First he tried to allow the colonists to live under their own laws and pay tribute. Taxes might be a better word. That didn't work very well, especially when he enacted taxes without including the colonists in the discussions.

He never considered living in America, but he did, of course, have a government in residence. It wasn't very effective.

Then, tribute failing and unwilling to live in America, he tried to despoil the colonies to bring them back under his control. That didn't work very well, initially, as his troops were bested in Boston.

After retreating from Boston, and landing in New York, Admiral Lord Howe sent captured American General Sullivan to address Congress in order to entice them to negotiate. John Adams accused Howe of "Machiavellian maneuvers" (McCullough, 156), namely, attempting to entice the nation back to subserviency with peace discussions when war had already been declared. None-the-less Adams, with Franklin and Rutledge, were elected to sit with Howe to listen to what he had to say. Howe's words forced Adams to realize that there was no pardon waiting him, and no freedom awaiting the colonies, if the revolutionaries lost. He - and they - would hang. After that realization, it was obvious that no negotiation was going to work and that Howe would have to despoil America to re-take control. While the British had some succeses, ultimately they had to surrender.

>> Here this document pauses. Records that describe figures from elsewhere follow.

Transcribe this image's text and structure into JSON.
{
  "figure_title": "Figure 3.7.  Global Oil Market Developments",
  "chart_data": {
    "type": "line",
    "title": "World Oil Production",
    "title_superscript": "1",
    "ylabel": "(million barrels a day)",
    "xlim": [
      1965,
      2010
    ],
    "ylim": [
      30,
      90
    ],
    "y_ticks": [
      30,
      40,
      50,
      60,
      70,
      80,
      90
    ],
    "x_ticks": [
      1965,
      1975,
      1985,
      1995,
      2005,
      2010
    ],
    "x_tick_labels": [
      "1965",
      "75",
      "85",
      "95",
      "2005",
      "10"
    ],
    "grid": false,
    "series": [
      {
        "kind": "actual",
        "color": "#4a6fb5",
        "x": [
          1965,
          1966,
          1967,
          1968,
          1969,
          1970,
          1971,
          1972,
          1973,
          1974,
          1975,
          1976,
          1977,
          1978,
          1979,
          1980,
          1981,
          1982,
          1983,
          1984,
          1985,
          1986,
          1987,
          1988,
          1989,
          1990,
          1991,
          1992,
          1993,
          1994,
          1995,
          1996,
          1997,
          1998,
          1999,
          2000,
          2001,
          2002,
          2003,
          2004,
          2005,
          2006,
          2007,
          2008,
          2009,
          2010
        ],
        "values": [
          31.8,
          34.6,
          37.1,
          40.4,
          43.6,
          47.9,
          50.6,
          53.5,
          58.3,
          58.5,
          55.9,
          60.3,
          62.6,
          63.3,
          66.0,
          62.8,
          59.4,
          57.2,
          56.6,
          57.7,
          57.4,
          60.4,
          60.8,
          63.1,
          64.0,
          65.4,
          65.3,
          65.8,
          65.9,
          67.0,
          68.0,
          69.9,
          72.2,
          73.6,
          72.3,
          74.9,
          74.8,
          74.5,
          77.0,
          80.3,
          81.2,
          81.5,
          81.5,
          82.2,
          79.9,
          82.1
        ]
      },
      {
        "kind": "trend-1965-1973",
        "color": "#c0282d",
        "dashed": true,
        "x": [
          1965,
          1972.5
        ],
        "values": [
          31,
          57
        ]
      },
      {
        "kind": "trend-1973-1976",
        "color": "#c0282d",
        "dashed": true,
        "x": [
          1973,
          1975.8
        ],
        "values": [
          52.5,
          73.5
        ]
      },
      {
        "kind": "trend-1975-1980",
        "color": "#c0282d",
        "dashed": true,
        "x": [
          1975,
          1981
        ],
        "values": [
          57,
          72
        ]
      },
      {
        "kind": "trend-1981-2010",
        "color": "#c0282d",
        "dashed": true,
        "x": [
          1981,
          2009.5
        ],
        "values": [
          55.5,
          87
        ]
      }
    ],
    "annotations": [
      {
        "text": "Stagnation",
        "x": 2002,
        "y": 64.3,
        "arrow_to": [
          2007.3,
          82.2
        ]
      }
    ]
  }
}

George failed, ultimately, as we all know. Distance, both physical and personal, caused him to fail - on all three strategies.

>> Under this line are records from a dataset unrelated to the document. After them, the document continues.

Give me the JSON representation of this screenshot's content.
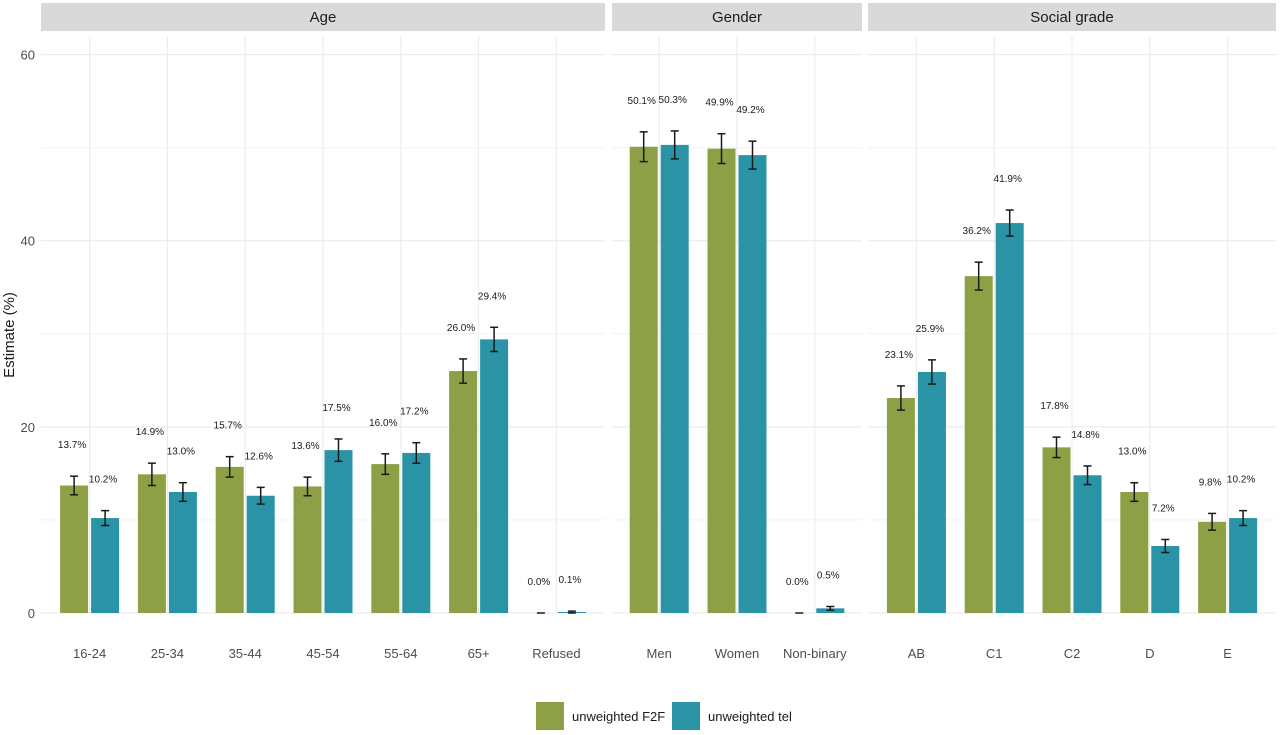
{
  "chart_data": {
    "type": "bar",
    "ylabel": "Estimate (%)",
    "ylim": [
      0,
      62
    ],
    "yticks": [
      0,
      20,
      40,
      60
    ],
    "grid": true,
    "legend_position": "bottom",
    "series": [
      {
        "name": "unweighted F2F",
        "color": "#8ea045"
      },
      {
        "name": "unweighted tel",
        "color": "#2a93a6"
      }
    ],
    "panels": [
      {
        "title": "Age",
        "categories": [
          "16-24",
          "25-34",
          "35-44",
          "45-54",
          "55-64",
          "65+",
          "Refused"
        ],
        "values": [
          [
            13.7,
            14.9,
            15.7,
            13.6,
            16.0,
            26.0,
            0.0
          ],
          [
            10.2,
            13.0,
            12.6,
            17.5,
            17.2,
            29.4,
            0.1
          ]
        ],
        "labels": [
          [
            "13.7%",
            "14.9%",
            "15.7%",
            "13.6%",
            "16.0%",
            "26.0%",
            "0.0%"
          ],
          [
            "10.2%",
            "13.0%",
            "12.6%",
            "17.5%",
            "17.2%",
            "29.4%",
            "0.1%"
          ]
        ],
        "err": [
          [
            1.0,
            1.2,
            1.1,
            1.0,
            1.1,
            1.3,
            0.0
          ],
          [
            0.8,
            1.0,
            0.9,
            1.2,
            1.1,
            1.3,
            0.1
          ]
        ]
      },
      {
        "title": "Gender",
        "categories": [
          "Men",
          "Women",
          "Non-binary"
        ],
        "values": [
          [
            50.1,
            49.9,
            0.0
          ],
          [
            50.3,
            49.2,
            0.5
          ]
        ],
        "labels": [
          [
            "50.1%",
            "49.9%",
            "0.0%"
          ],
          [
            "50.3%",
            "49.2%",
            "0.5%"
          ]
        ],
        "err": [
          [
            1.6,
            1.6,
            0.0
          ],
          [
            1.5,
            1.5,
            0.2
          ]
        ]
      },
      {
        "title": "Social grade",
        "categories": [
          "AB",
          "C1",
          "C2",
          "D",
          "E"
        ],
        "values": [
          [
            23.1,
            36.2,
            17.8,
            13.0,
            9.8
          ],
          [
            25.9,
            41.9,
            14.8,
            7.2,
            10.2
          ]
        ],
        "labels": [
          [
            "23.1%",
            "36.2%",
            "17.8%",
            "13.0%",
            "9.8%"
          ],
          [
            "25.9%",
            "41.9%",
            "14.8%",
            "7.2%",
            "10.2%"
          ]
        ],
        "err": [
          [
            1.3,
            1.5,
            1.1,
            1.0,
            0.9
          ],
          [
            1.3,
            1.4,
            1.0,
            0.7,
            0.8
          ]
        ]
      }
    ]
  }
}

Modern day companies try to do better. Google might be a good case in point. The best recent quote says it all, "Usually, people want to be acquired by Google. It's always very friendly. Because they have choices, and they choose us ( BusinessWeek, 56)."

If only King George had tried a little bit harder. We might all still be British. And Google? Let's see how long their run lasts.

References

How Google Fuels Its Idea Factory. BusinessWeek. 12 May 2008. 54.

Machiavelli, Niccolo. The Prince. New American Library. 1952.

McCullough, David. John Adams. Simon & Schuster. 2001.